# Trading Places
1. Read in data using Dask __(1 point)__
2. Descriptive Statistics: __(2 points)__
    
    a. In the year 2012, who were the top 10 countries with the most trading partners? What about the bottom 10?
    
    b. Using the designation [here]( https://www.foreign-trade.com/reference/hscode.htm), describe the trade volume of the whole dataset in terms of value and list the five highest value sectors in the entire sample period.

3. Country statistics: __(3 points)__

    a. Calculate the top 10 exports (in terms of value) of our chosen country in 2012.

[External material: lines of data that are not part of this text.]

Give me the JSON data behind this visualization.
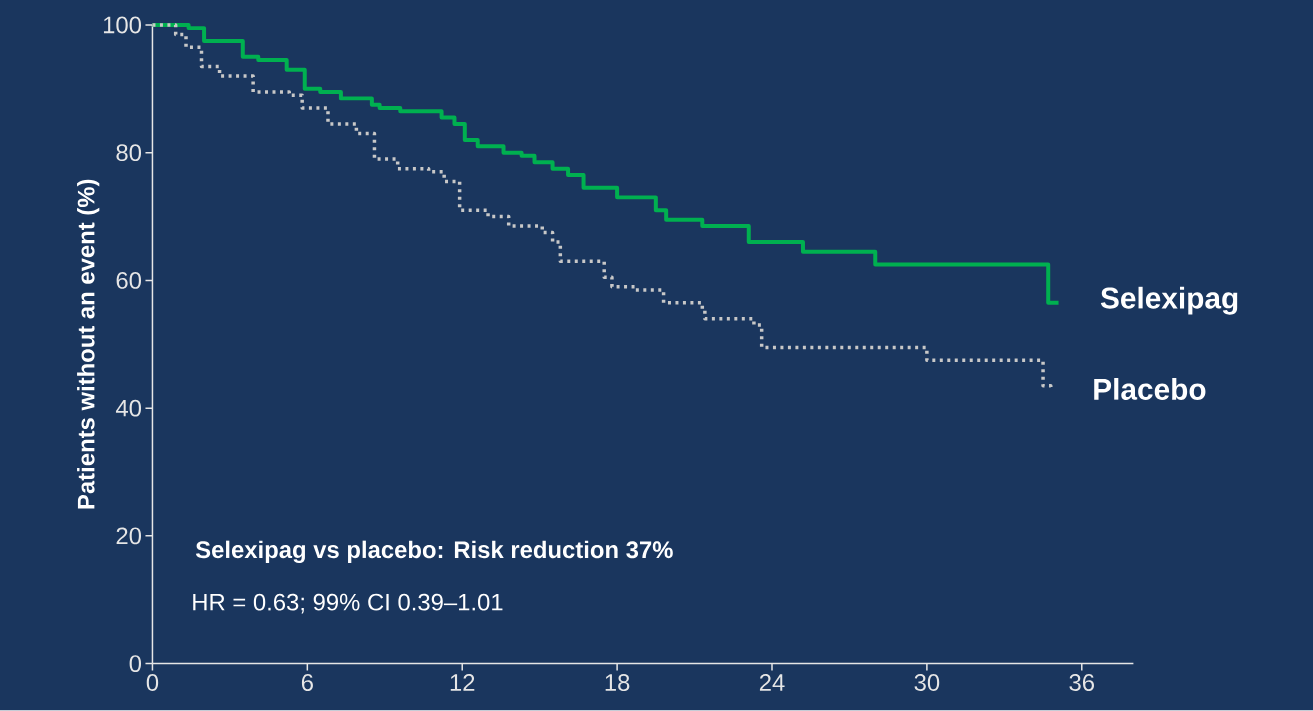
{
  "chart_data": {
    "type": "step",
    "ylabel": "Patients without an event (%)",
    "xlim": [
      0,
      38
    ],
    "xticks": [
      0,
      6,
      12,
      18,
      24,
      30,
      36
    ],
    "ylim": [
      0,
      100
    ],
    "yticks": [
      0,
      20,
      40,
      60,
      80,
      100
    ],
    "grid": false,
    "legend": false,
    "annotations": [
      "Selexipag vs placebo: Risk reduction 37%",
      "HR = 0.63;     99% CI 0.39–1.01"
    ],
    "series": [
      {
        "name": "Selexipag",
        "color": "#00b050",
        "line_style": "solid",
        "x": [
          0,
          1.4,
          2,
          3.5,
          4.1,
          5.2,
          5.9,
          6.5,
          7.3,
          8.5,
          8.8,
          9.6,
          11.2,
          11.7,
          12.1,
          12.6,
          13.6,
          14.3,
          14.8,
          15.5,
          16.1,
          16.7,
          18,
          19.5,
          19.9,
          21.3,
          23.1,
          25.2,
          28,
          34.7,
          35.1
        ],
        "values": [
          100,
          99.5,
          97.5,
          95,
          94.5,
          93,
          90,
          89.5,
          88.5,
          87.5,
          87,
          86.5,
          85.5,
          84.5,
          82,
          81,
          80,
          79.5,
          78.5,
          77.5,
          76.5,
          74.5,
          73,
          71,
          69.5,
          68.5,
          66,
          64.5,
          62.5,
          56.5,
          56.5
        ]
      },
      {
        "name": "Placebo",
        "color": "#c8c8c8",
        "line_style": "dotted",
        "x": [
          0,
          0.9,
          1.3,
          1.9,
          2.6,
          3.9,
          5.3,
          5.8,
          6.8,
          7.9,
          8.6,
          9.5,
          10.7,
          11.3,
          11.9,
          13,
          13.8,
          15.1,
          15.5,
          15.8,
          17.5,
          17.8,
          18.7,
          19.8,
          21.3,
          21.4,
          23.3,
          23.6,
          30,
          34.5,
          34.8
        ],
        "values": [
          100,
          98.5,
          96.5,
          93.5,
          92,
          89.5,
          89,
          87,
          84.5,
          83,
          79,
          77.5,
          77,
          75.5,
          71,
          70,
          68.5,
          67.5,
          66,
          63,
          60.5,
          59,
          58.5,
          56.5,
          55.5,
          54,
          53,
          49.5,
          47.5,
          43.5,
          43
        ]
      }
    ]
  }
}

    b. Calculate the top 10 goods with the highest trade volume for both exports and imports in terms of:
    
        i. Value
    
        ii. Quantity

3. The Gravity Equation Relationship __(4 points)__

    a. Using the country shapefile, calculate the distance in kilometers between the centroid of our chosen country and all the other centroids. You may use either haversine distance with the geographic CRS or use a projected CRS and use the `distance` function of `geopandas`.
    
    b. Using the country we chose in class, create a scatterplot of distance and export volume (quantity and value) in logarithm form.
    
    c. Calculate the correlations between exports and distance for both value and quantity. Interpret the correlations for each of these factors.
    
    d. Using the designation you created in 2.d., for which sectors are exports (quantity) most strongly related to distance for this country?
    
4. Estimation __(6 points)__
    
    a. Create a function called "SSE_1p" that does the following given a scalar input $\beta$:
        1. Subtracts the logarithm of quantity exports from the logarithm of distance times $\beta$.
$$ e = log(E_{ij}) - \beta log(d_{ij}) $$
        2. Squares the error.
        3. Returns the sum of the squared error. 
    b. Plot the function from -1 to +3 with steps of .005, and then find the minimum of the function with the numpy function "argmin." Is it what you expected?
    
    c. Create another function called "SSE_2p" does the same as "SSE_1p" but instead takes a __vector__ as an argument:
 $$ e = log(E_{ij}) - \beta[0] - \beta[1] log(d_{ij})$$
 
     d. Do a grid search with the first parameter range as 1500 to 2500 in steps of 10, and the second parameter range as -1 to +3 in steps of .005 as before. Do it using either `dask` or `multiprocessing`. Comment on how or why the parameter on $log(d_{ij})$ is different than what you found in part 4b.
     
     e. Now check your results using the "econtools" package "reg" function by running OLS with a constant term.
     
     f. Finally, merge in the GDP numbers from the World Bank and do the regression again, except this time the log of each country's GDP as covariates. How did the coefficient on distance change?
     
5. An analyst asks you "for which commodity sectors is distance most important in terms of exporting?" Describe what your economic intuition would say about the answer, and then also map out an analysis strategy for answering their question. As usual, describe: __(4 points)__
    - What data you would need.
    - How you would manipulate the data.
    - What analysis you would run.

In [1]:
import glob
import pandas as pd
import numpy as np
import dask.dataframe as dd
import matplotlib.pyplot as plt
import json
import dask
import geopandas as gp
import matplotlib.pyplot as plt
from math import radians, cos, sin, asin, sqrt


def haversine(row):
    """
    Calculate the great circle distance between two points 
    on the earth (specified in decimal degrees)
    """
    lon1, lat1, lon2, lat2 = row
    # convert decimal degrees to radians 
    lon1, lat1, lon2, lat2 = map(radians, [lon1, lat1, lon2, lat2])

    # haversine formula 
    dlon = lon2 - lon1 
    dlat = lat2 - lat1 
    a = sin(dlat/2)**2 + cos(lat1) * cos(lat2) * sin(dlon/2)**2
    c = 2 * asin(sqrt(a)) 
    r = 6371 # Radius of earth in kilometers. Use 3956 for miles
    return c * r